Visual autoregressive (VAR) models generate images through next-scale prediction, naturally achieving coarse-to-fine, fast, high-fidelity synthesis mirroring human perception. In practice, this hierarchy can drift at inference time, as limited capacity and accumulated error cause the model to deviate from its coarse-to-fine nature. We revisit this limitation from an information-theoretic perspective and deduce that ensuring each scale contributes high-frequency content not explained by earlier scales mitigates the train-inference discrepancy. With this insight, we propose Scaled Spatial Guidance (SSG), training-free, inference-time guidance that steers generation toward the intended hierarchy while maintaining global coherence. SSG emphasizes target high-frequency signals, defined as the semantic residual, isolated from a coarser prior. To obtain this prior, we leverage a principled frequency-domain procedure, Discrete Spatial Enhancement (DSE), which is devised to sharpen and better isolate the semantic residual through frequency-aware construction. SSG applies broadly across VAR models leveraging discrete visual tokens, regardless of tokenization design or conditioning modality. Experiments demonstrate SSG yields consistent gains in fidelity and diversity while preserving low latency, revealing untapped efficiency in coarse-to-fine image generation. Code is available at https://github.com/Youngwoo-git/SSG.

Figures (15)

• Figure 1: SSG provides a training-free generation quality improvement for next-scale prediction models at negligible cost, yielding sharper detail, fewer artifacts, and preserved global coherence. Full input prompts and model specifications are in Appx. \ref{['app:intro_label']}.

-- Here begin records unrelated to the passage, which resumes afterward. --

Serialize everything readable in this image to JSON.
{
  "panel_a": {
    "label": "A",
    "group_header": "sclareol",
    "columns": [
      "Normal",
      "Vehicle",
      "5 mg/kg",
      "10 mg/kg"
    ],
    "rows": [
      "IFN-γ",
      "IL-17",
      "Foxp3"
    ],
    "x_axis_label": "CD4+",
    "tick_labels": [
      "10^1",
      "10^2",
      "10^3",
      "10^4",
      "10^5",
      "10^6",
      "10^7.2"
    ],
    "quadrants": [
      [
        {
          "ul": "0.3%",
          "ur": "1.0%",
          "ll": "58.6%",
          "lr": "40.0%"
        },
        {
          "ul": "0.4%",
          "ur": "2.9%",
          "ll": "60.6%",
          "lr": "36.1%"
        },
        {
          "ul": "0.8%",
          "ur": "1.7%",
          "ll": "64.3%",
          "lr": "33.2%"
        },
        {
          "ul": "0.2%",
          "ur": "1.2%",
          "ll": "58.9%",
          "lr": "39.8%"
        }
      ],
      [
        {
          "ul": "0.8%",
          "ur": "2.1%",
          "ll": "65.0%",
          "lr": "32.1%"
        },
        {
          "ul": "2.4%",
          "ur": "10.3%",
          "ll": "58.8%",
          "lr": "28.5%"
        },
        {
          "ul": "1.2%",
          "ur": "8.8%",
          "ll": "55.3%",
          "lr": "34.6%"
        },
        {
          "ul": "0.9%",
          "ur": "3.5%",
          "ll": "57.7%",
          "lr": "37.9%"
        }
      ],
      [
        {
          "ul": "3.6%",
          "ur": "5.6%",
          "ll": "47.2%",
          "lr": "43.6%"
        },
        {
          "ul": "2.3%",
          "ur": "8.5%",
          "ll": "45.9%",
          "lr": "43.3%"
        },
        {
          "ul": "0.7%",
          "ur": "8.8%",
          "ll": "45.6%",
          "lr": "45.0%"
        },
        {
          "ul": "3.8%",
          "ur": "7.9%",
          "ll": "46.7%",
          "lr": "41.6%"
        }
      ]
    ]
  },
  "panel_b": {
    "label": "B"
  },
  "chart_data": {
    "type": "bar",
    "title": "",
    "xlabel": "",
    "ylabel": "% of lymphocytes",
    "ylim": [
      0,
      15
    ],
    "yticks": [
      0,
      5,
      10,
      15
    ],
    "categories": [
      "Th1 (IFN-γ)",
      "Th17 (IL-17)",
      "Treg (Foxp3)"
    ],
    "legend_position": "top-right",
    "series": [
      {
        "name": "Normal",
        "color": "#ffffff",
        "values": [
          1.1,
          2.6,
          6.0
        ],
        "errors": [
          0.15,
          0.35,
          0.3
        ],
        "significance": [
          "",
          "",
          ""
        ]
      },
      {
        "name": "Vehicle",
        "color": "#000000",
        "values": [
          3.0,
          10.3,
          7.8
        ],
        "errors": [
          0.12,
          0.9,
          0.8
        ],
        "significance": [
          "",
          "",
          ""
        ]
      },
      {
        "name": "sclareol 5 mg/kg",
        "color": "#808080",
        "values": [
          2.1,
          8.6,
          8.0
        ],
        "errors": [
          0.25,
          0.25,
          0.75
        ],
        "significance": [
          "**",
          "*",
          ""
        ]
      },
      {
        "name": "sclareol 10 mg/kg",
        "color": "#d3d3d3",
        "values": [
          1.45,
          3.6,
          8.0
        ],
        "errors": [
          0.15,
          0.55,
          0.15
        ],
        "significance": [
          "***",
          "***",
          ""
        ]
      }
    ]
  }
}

• Figure 2: Impact of SSG on Image Completion (VAR-d30).(Left) By amplifying the semantic residual, SSG enables the model to accurately reconstruct high-frequency details like the bird's beak (red box), unlike the baseline. (Right) Consistently better LPIPS substantiates this improvement.
• Figure 3: Overview of a VAR-structured model with our Scaled Spatial Guidance (SSG) module. At each step, the autoregressive transformer predicts residual logits, which SSG refines by using a DSE-enhanced prior to isolate and amplify the high-frequency semantic residual before sampling.
• Figure 4: Frequency-Domain Refinement and Performance.(a) Analysis of the $\Delta$ log magnitude of Fourier-transformed latent embeddings. SSG redistributes the spectral energy by suppressing redundant low frequencies while selectively boosting the essential high-frequency energy beyond the Nyquist frequency (red line). (b) SSG achieves a consistently better FID vs. IS trade-off across sampling temperatures, indicating an improved quality-diversity profile. See Fig. \ref{['fig:full_scale']} for the full trade-off graph over all evaluated sampling temperatures.
• Figure 5: The trade-off between FID and IS of the guidance parameter $\beta_k$. The curve illustrates that optimizing solely for IS can be detrimental to the generation quality as measured by FID.